Sepuluh

5.7K 676 43
                                    

Darah Gabriella sudah menggenang hingga ke kaki Lana. Kental. Aroma anyir memuakkan yang sudah lama berusaha dilupakannya. Dengan cepat, Lana bangkit menghindar. Bukan darah itu yang membuat tubuhnya gemetar lagi. Dia sudah pernah melihat yang sama. Dia sudah pernah melihat orang mati. Yang menyakitkan adalah kenyataan dia lagi-lagi tidak bisa melakukan apa-apa.

Selain Lana, tidak ada yang bergerak di ruangan itu. Mereka mematung seperti belum pernah melihat mayat sebelumnya. Mereka semua sama, gemetar dalam ketakutan dan kegelisahan.

Memang, tidak ada kematian yang tidak menakutkan. Kematian adalah teror yang diembuskan pada semua yang hidup. Kematian seperti monster yang menculik orang-orang ke tempat gelap selamanya.

Lana berlari ke kamar Gabriella untuk menyeret selimut, seprai dan pakaian Gabriella. Mayat itu harus disingkirkan.
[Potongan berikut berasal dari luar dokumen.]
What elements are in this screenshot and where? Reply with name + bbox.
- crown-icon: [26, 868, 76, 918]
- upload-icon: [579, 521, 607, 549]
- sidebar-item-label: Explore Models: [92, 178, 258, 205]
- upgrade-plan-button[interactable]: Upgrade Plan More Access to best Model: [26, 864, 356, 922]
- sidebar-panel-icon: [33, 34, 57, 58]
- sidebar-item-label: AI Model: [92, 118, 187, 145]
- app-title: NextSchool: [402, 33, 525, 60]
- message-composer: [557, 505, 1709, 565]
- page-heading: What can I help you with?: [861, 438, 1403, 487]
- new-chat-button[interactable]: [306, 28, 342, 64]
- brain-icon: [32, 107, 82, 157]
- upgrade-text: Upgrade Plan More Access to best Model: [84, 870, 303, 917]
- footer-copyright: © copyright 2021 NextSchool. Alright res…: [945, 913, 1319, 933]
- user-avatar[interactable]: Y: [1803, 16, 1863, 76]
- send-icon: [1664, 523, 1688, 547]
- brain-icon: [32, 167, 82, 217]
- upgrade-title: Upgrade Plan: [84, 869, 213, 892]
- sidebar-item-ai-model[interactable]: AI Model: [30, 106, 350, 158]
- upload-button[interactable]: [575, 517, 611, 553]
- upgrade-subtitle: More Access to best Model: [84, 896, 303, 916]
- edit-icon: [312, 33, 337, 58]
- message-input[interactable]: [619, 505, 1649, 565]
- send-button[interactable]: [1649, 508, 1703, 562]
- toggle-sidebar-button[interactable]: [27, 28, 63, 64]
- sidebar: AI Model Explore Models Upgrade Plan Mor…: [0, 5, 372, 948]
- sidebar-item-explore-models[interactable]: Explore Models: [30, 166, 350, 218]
Sebentar lagi, mayat itu akan membusuk. Ia tahu benar, mereka tidak akan bisa tinggal di rumah bersama dengan mayat. Aroma darah dan amonia akan membangkitkan emosi manusia dan mempermainkan mental mereka. Harus ada yang membersihkan semuanya. Dia tidak bisa menunggu orang lain

Orang-orang melihat tingkah Lana dengan heran, tapi tidak satu pun dari mereka punya ide lain untuk melakukan hal yang lebih berguna.

"Apa?" sembur Lana entah pada siapa. Dia hanya kesal harus menjadi satu-satunya orang yang waras di sini. Melihat mereka semua hanya diam menonton seperti itu membuatnya sangat ingin marah.

"Apa yang kamu lakukan?" tanya Silvia bingung.

"Menurutmu apa? Makan malam?" Dia terus menggulung mayat itu ke dalam selimut dan membersihkan darah dengan kain seprai. "Zac, All bawa mereka ke kamar masing-masing. Mike, kau bantu aku membersihkan kekacauan ini. Mayat Gabriella akan segera membusuk jika tidak disingkirkan."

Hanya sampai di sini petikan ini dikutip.